My goal is to determine the lexicographic index of an $M$-ary $n$-sequence $\mathbf{x}$ on the subset with an $M$-weight sum constraint: $$S = \{ \mathbf{x} \in \{0, \ldots, M-1\}^n: \sum_{j=1}^n x_j = M-1 \}$$

Is there a formula for this index? That is, I would like an expression for $i_S(\mathbf{x})$ explicitly in terms of sums of binomial coefficients that are functions of $\mathbf{x}$, $n$, $M$ and sum indices.

This is a combination of Proposition 2 and Example 2 of the following paper, if it helps: Cover, Thomas M., Enumerative source encoding, IEEE Trans. Inf. Theory 19, 73-77 (1973). ZBL0247.94009.

Example of desired input $\to$ output:

$(0, 0, \ldots,0, M-1) \to \text{index } 0$

$(0, 0, \ldots,1, M-2) \to \text{index } 1$

$\ldots$

$(M-1, 0, \ldots, 0) \to \text{index } {n+M-1\choose n-1}$

Notes from the Cover reference:

1. Let $n_s(x_1, \ldots, x_k)$ denote the number of elements in $S$ for which the first $k$ co-ordinates are given by $(x_1, \ldots, x_k)$.
2. When the weight constraint doesn't exist, then the index is given by: $$i_s(\mathbf{x}) = \sum_{j=1}^n \sum_{m=1}^{x_j-1} n_s(x_1, x_2, \ldots, x_{j-1}, m)$$
3. For binary partitions ($\mathbf{x}\in\{0,1\}^n$) with weight $w$: $$n_s(x_1, x_2, \ldots, x_{j-1}, 0) = {n-j \choose w'(w,j)}$$ Here, $w'(w,j) = w - \sum_{k=1}^{j-1} x_k$. This gives us: $$i_s(\mathbf{x}) = \sum_{j=1}^n x_j {n-j \choose w'(w, j)}$$

Combining the previous two results would give me the result I need.

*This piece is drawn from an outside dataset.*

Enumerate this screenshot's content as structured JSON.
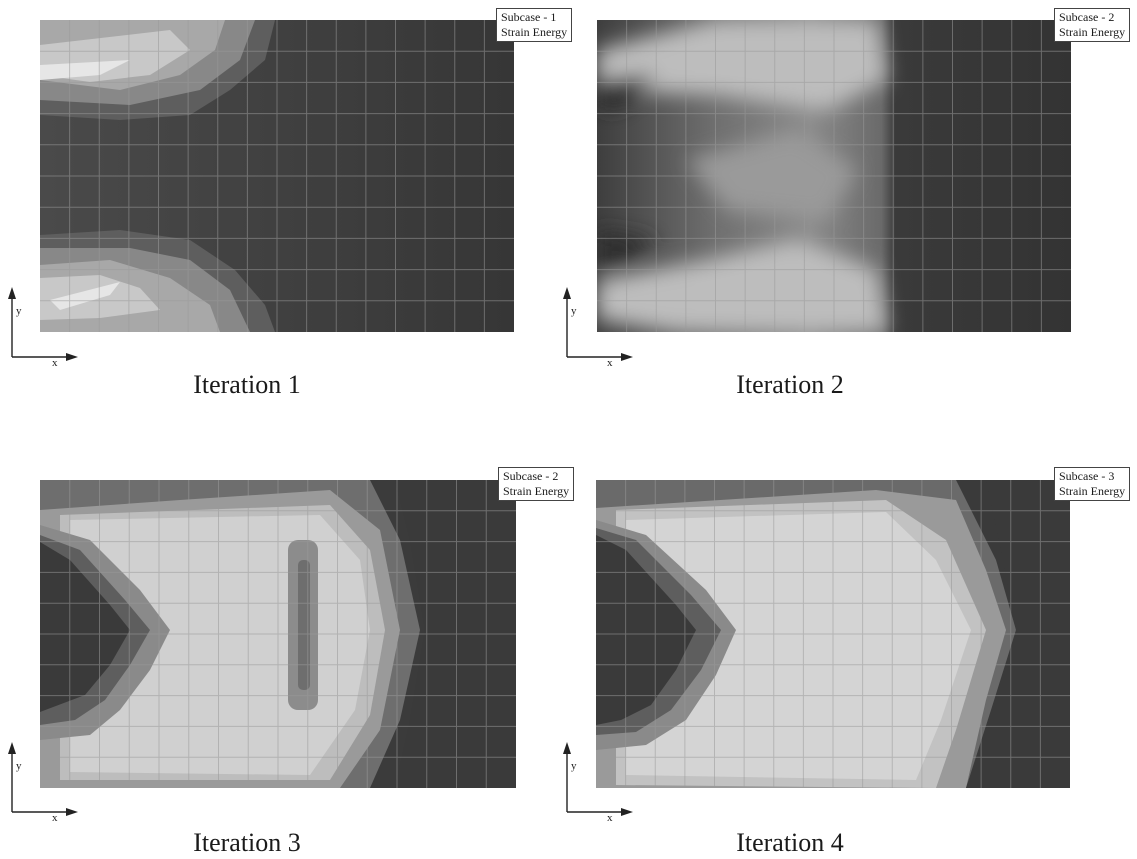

Is it straightforward to do so?

BONUS (optional): In addition, is it possible to invert the index to its corresponding partition easily?

I did find similar posts about lexicographic partition indexing but they didn't have any concrete answers.

• Is there a mathematical question here somewhere? I don't understand your initial question "Is there a formula for this index?" What index? Also what do you mean by "rank" and what does the $\equiv$ notation mean in this context? One more thing, $(0,0,\dots,0,M-1)$ is not contained in $S$. Neither is $(0,0,\dots,1,M-2)$ or $(M-1,0,0,\dots,0)$. – Jon Noel Jul 7 '17 at 22:03
• I have edited the question to make it clearer and fixed some typos. I had used 'rank' and 'index' interchangeably and redundantly; I use only 'index' now to mean 'lexicographic index'. – Salmonstrikes Jul 8 '17 at 2:14

I was able to put the information from the two propositions in the paper together to get an explicit expression. The index should be: $$i_S (\mathbf {x})=\sum_{k=1}^n \sum_{j=1}^{x_k-1} n_S (x_1, \ldots,x_{k-1},j)$$ And further: $$n_S (x_1, \ldots,x_{k-1},j)={{n-\sum_{l=1}^{k-1} x_l -j +m -k-1} \choose {m-k-1}}$$ Explanation: $n_S (x_1, \ldots,x_{k-1},j)$ counts how many ways the available remaining $c=n-\sum_{l=1}^{k-1} x_l -j$ units can be distributed among the remaining $b=m-k$ positions, when the first $k-1$ positions have been populated and the $k$th position has $j$ units in it.
This is equivalent to distributing $c$ identical balls among $b$ different boxes.